Social-security liabilities have ballooned since 2016; actuaries expect the pension fund to tip into deficit by 2032 without fresh revenue.

Meanwhile, the labour market posts a paradox: unemployment is near historic lows at 6.4 %, but insecure contracts cover 1 in 5 workers under 30, limiting their ability to plan for homes, families or savings.

What Lisbon Has Tried – and Where Gaps Persist

Government announcements in 2025 arrive thick and fast:

€2.7 B programme to build or refurbish 26 000 public-housing units, the largest outlay since the 90s.

Tax breaks—no IMT or stamp duty—for first-time buyers under 45 years, and a proposed 100 % state-backed mortgage for 18-35-year-olds.

Extension of the “IRS Jovem” discount for ten years of earnings, uncoupled from degree status.
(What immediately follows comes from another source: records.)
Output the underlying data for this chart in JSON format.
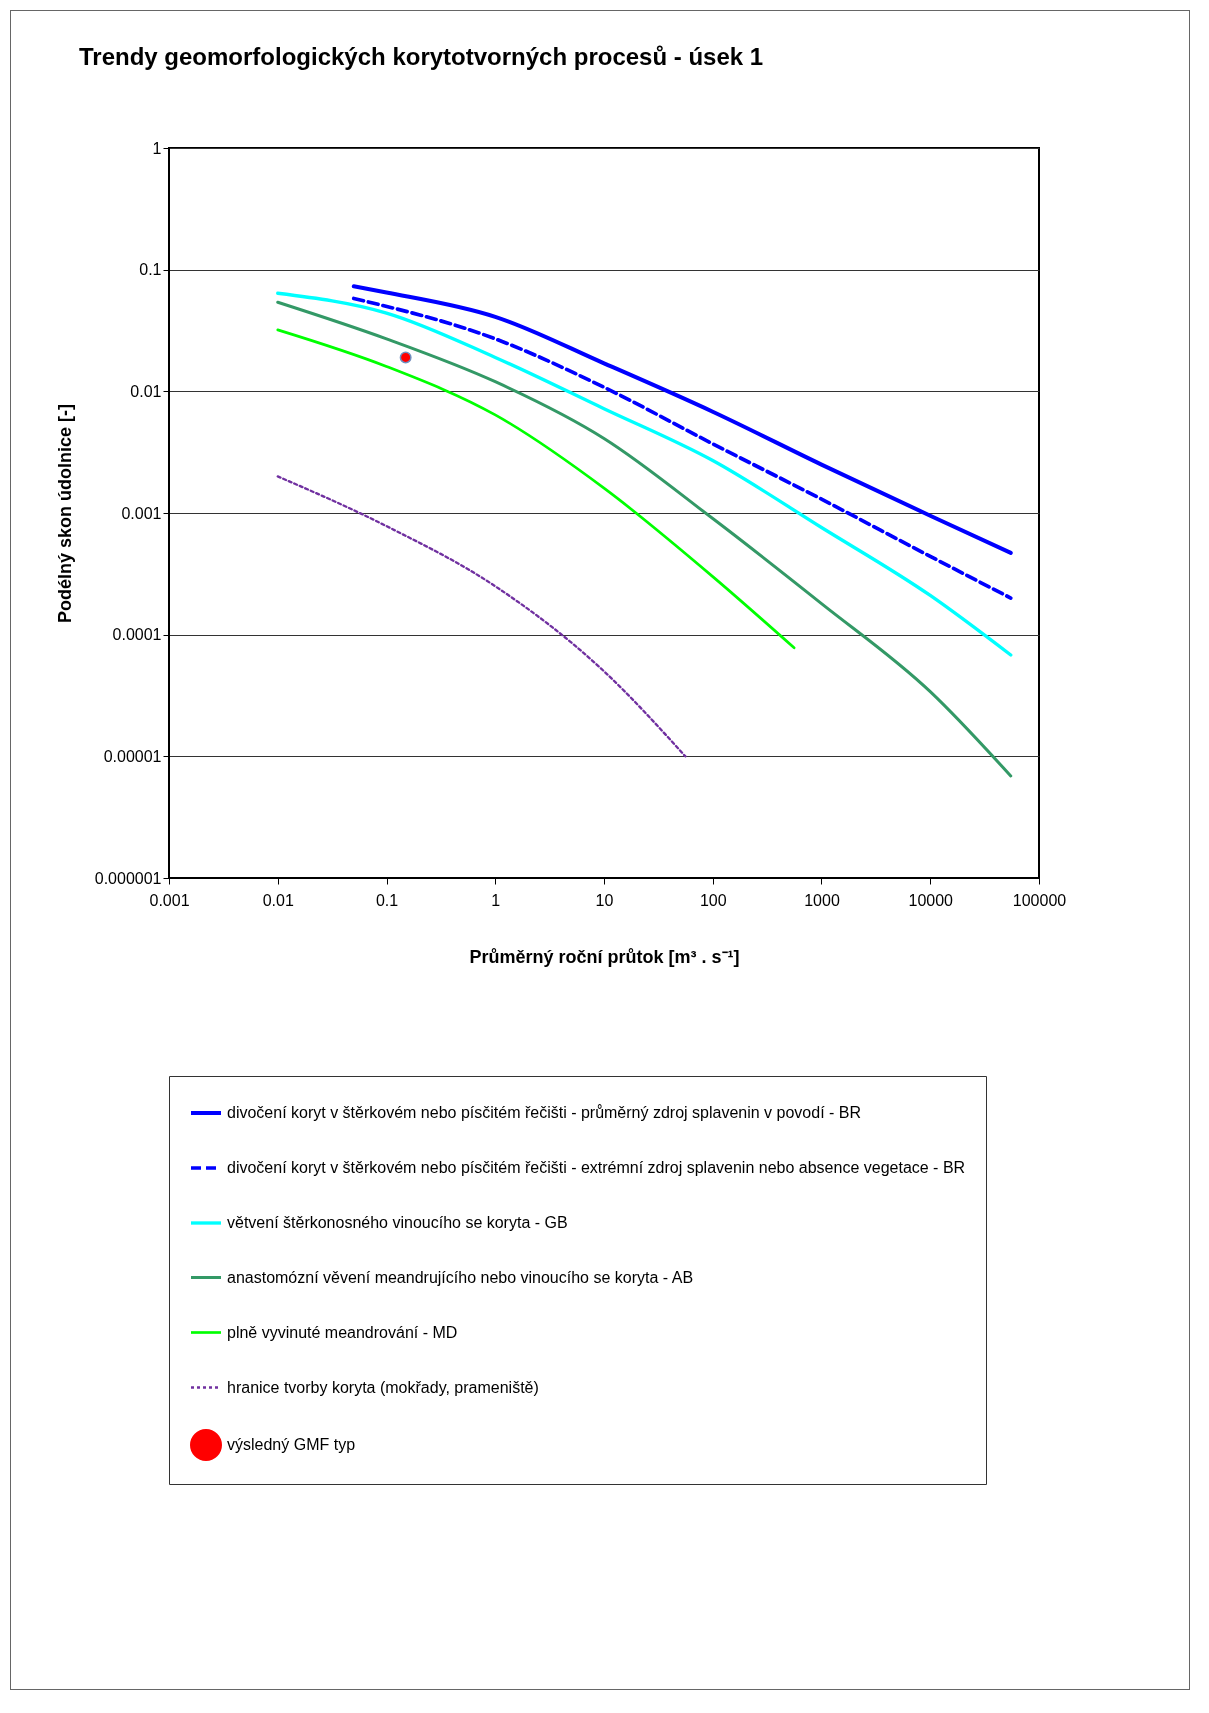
{
  "chart_data": {
    "type": "line",
    "title": "Trendy geomorfologických korytotvorných procesů - úsek 1",
    "xlabel": "Průměrný roční průtok [m³ . s⁻¹]",
    "ylabel": "Podélný skon údolnice [-]",
    "log": "xy",
    "xlim": [
      0.001,
      100000
    ],
    "xticks": [
      0.001,
      0.01,
      0.1,
      1,
      10,
      100,
      1000,
      10000,
      100000
    ],
    "ylim": [
      1e-06,
      1
    ],
    "yticks": [
      {
        "value": 1e-06,
        "label": "0.000001"
      },
      {
        "value": 1e-05,
        "label": "0.00001"
      },
      0.0001,
      0.001,
      0.01,
      0.1,
      1
    ],
    "grid": "y",
    "legend": "bottom",
    "series": [
      {
        "name": "divočení koryt v štěrkovém nebo písčitém řečišti - průměrný zdroj splavenin v povodí - BR",
        "color": "#0000ff",
        "line_style": "solid",
        "x": [
          0.05,
          0.1,
          1,
          10,
          100,
          1000,
          10000,
          55000
        ],
        "values": [
          0.073,
          0.065,
          0.041,
          0.017,
          0.0068,
          0.0025,
          0.00095,
          0.00047
        ]
      },
      {
        "name": "divočení koryt v štěrkovém nebo písčitém řečišti - extrémní zdroj splavenin nebo absence vegetace - BR",
        "color": "#0000ff",
        "line_style": "dashed",
        "x": [
          0.05,
          1,
          10,
          100,
          1000,
          10000,
          55000
        ],
        "values": [
          0.058,
          0.027,
          0.0108,
          0.0037,
          0.0013,
          0.00044,
          0.0002
        ]
      },
      {
        "name": "větvení štěrkonosného vinoucího se koryta - GB",
        "color": "#00ffff",
        "line_style": "solid",
        "x": [
          0.01,
          0.1,
          1,
          10,
          100,
          1000,
          10000,
          55000
        ],
        "values": [
          0.064,
          0.044,
          0.019,
          0.0072,
          0.0027,
          0.00076,
          0.00021,
          6.8e-05
        ]
      },
      {
        "name": "anastomózní věvení meandrujícího nebo vinoucího se koryta - AB",
        "color": "#339966",
        "line_style": "solid",
        "x": [
          0.01,
          0.1,
          1,
          10,
          100,
          1000,
          10000,
          55000
        ],
        "values": [
          0.054,
          0.027,
          0.012,
          0.0041,
          0.0009,
          0.00018,
          3.4e-05,
          6.9e-06
        ]
      },
      {
        "name": "plně vyvinuté meandrování - MD",
        "color": "#00ff00",
        "line_style": "solid",
        "x": [
          0.01,
          0.1,
          1,
          10,
          100,
          560
        ],
        "values": [
          0.032,
          0.016,
          0.0064,
          0.0016,
          0.0003,
          7.8e-05
        ]
      },
      {
        "name": "hranice tvorby koryta (mokřady, prameniště)",
        "color": "#7030a0",
        "line_style": "dotted",
        "x": [
          0.01,
          0.1,
          1,
          10,
          56
        ],
        "values": [
          0.002,
          0.00078,
          0.00025,
          5e-05,
          1e-05
        ]
      },
      {
        "name": "výsledný GMF typ",
        "color": "#ff0000",
        "type": "scatter",
        "marker": "circle",
        "x": [
          0.15
        ],
        "values": [
          0.019
        ]
      }
    ]
  }
}
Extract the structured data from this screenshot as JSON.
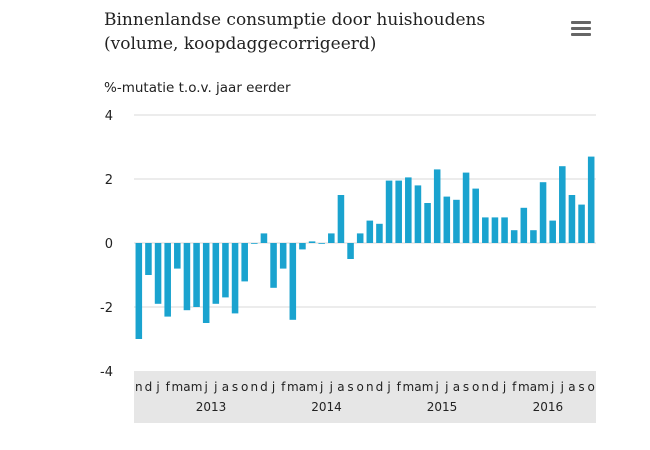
{
  "header": {
    "title_line1": "Binnenlandse consumptie door huishoudens",
    "title_line2": "(volume, koopdaggecorrigeerd)",
    "unit_label": "%-mutatie t.o.v. jaar eerder"
  },
  "menu": {
    "icon": "hamburger-menu-icon"
  },
  "chart_data": {
    "type": "bar",
    "title": "Binnenlandse consumptie door huishoudens (volume, koopdaggecorrigeerd)",
    "ylabel": "%-mutatie t.o.v. jaar eerder",
    "xlabel": "",
    "ylim": [
      -4,
      4
    ],
    "yticks": [
      4,
      2,
      0,
      -2,
      -4
    ],
    "grid": true,
    "legend": "none",
    "bar_color": "#1aa3cf",
    "x_axis_band_color": "#e6e6e6",
    "categories": [
      "n",
      "d",
      "j",
      "f",
      "m",
      "a",
      "m",
      "j",
      "j",
      "a",
      "s",
      "o",
      "n",
      "d",
      "j",
      "f",
      "m",
      "a",
      "m",
      "j",
      "j",
      "a",
      "s",
      "o",
      "n",
      "d",
      "j",
      "f",
      "m",
      "a",
      "m",
      "j",
      "j",
      "a",
      "s",
      "o",
      "n",
      "d",
      "j",
      "f",
      "m",
      "a",
      "m",
      "j",
      "j",
      "a",
      "s",
      "o"
    ],
    "years": [
      {
        "label": "2013",
        "start_index": 2
      },
      {
        "label": "2014",
        "start_index": 14
      },
      {
        "label": "2015",
        "start_index": 26
      },
      {
        "label": "2016",
        "start_index": 38
      }
    ],
    "values": [
      -3.0,
      -1.0,
      -1.9,
      -2.3,
      -0.8,
      -2.1,
      -2.0,
      -2.5,
      -1.9,
      -1.7,
      -2.2,
      -1.2,
      0.0,
      0.3,
      -1.4,
      -0.8,
      -2.4,
      -0.2,
      0.05,
      0.0,
      0.3,
      1.5,
      -0.5,
      0.3,
      0.7,
      0.6,
      1.95,
      1.95,
      2.05,
      1.8,
      1.25,
      2.3,
      1.45,
      1.35,
      2.2,
      1.7,
      0.8,
      0.8,
      0.8,
      0.4,
      1.1,
      0.4,
      1.9,
      0.7,
      2.4,
      1.5,
      1.2,
      2.7
    ]
  }
}
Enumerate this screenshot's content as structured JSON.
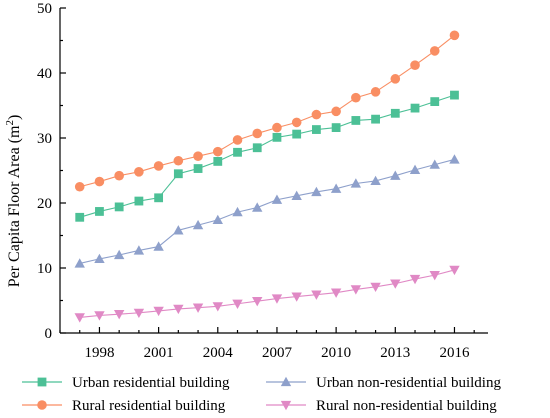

Health-side pledges to expand palliative-care beds and complete an overdue digital patient-records network.

Yet urban-planning lags, lengthy permitting and skilled-worker shortages threaten to blunt the impact, experts caution.

Voices from Academia and Civil Society

• Ana Cristina Costa, sociologist at NOVA FCSH, points out that “housing and mental health intersect—crowded living arrangements feed anxiety, which in turn weakens labour productivity.”• The youth NGO GerAção calls the index “a mirror politicians can’t ignore,” urging cross-party support for a long-term housing pipeline insulated from four-year electoral cycles.• EU Commissioner Nicolas Schmit, during a September visit to Porto, hinted that Portugal could tap additional Recovery and Resilience Facility funds if it links housing reforms to climate-efficiency targets.

What to Watch Next

With the 2026 Budget now under debate, parliament must decide whether to ring-fence extra revenue from the bank windfall tax for affordable housing, and whether to lift the cap on preventive-health funding to 6 % of total NHS expenditure.

Investors are monitoring whether the end of Golden Visas diverts capital or simply shifts it into commercial property. Meanwhile, the IJI team plans an interim update in late 2026; its verdict will show whether today’s promises translate into tangible gains for the generation that will pay tomorrow’s bills.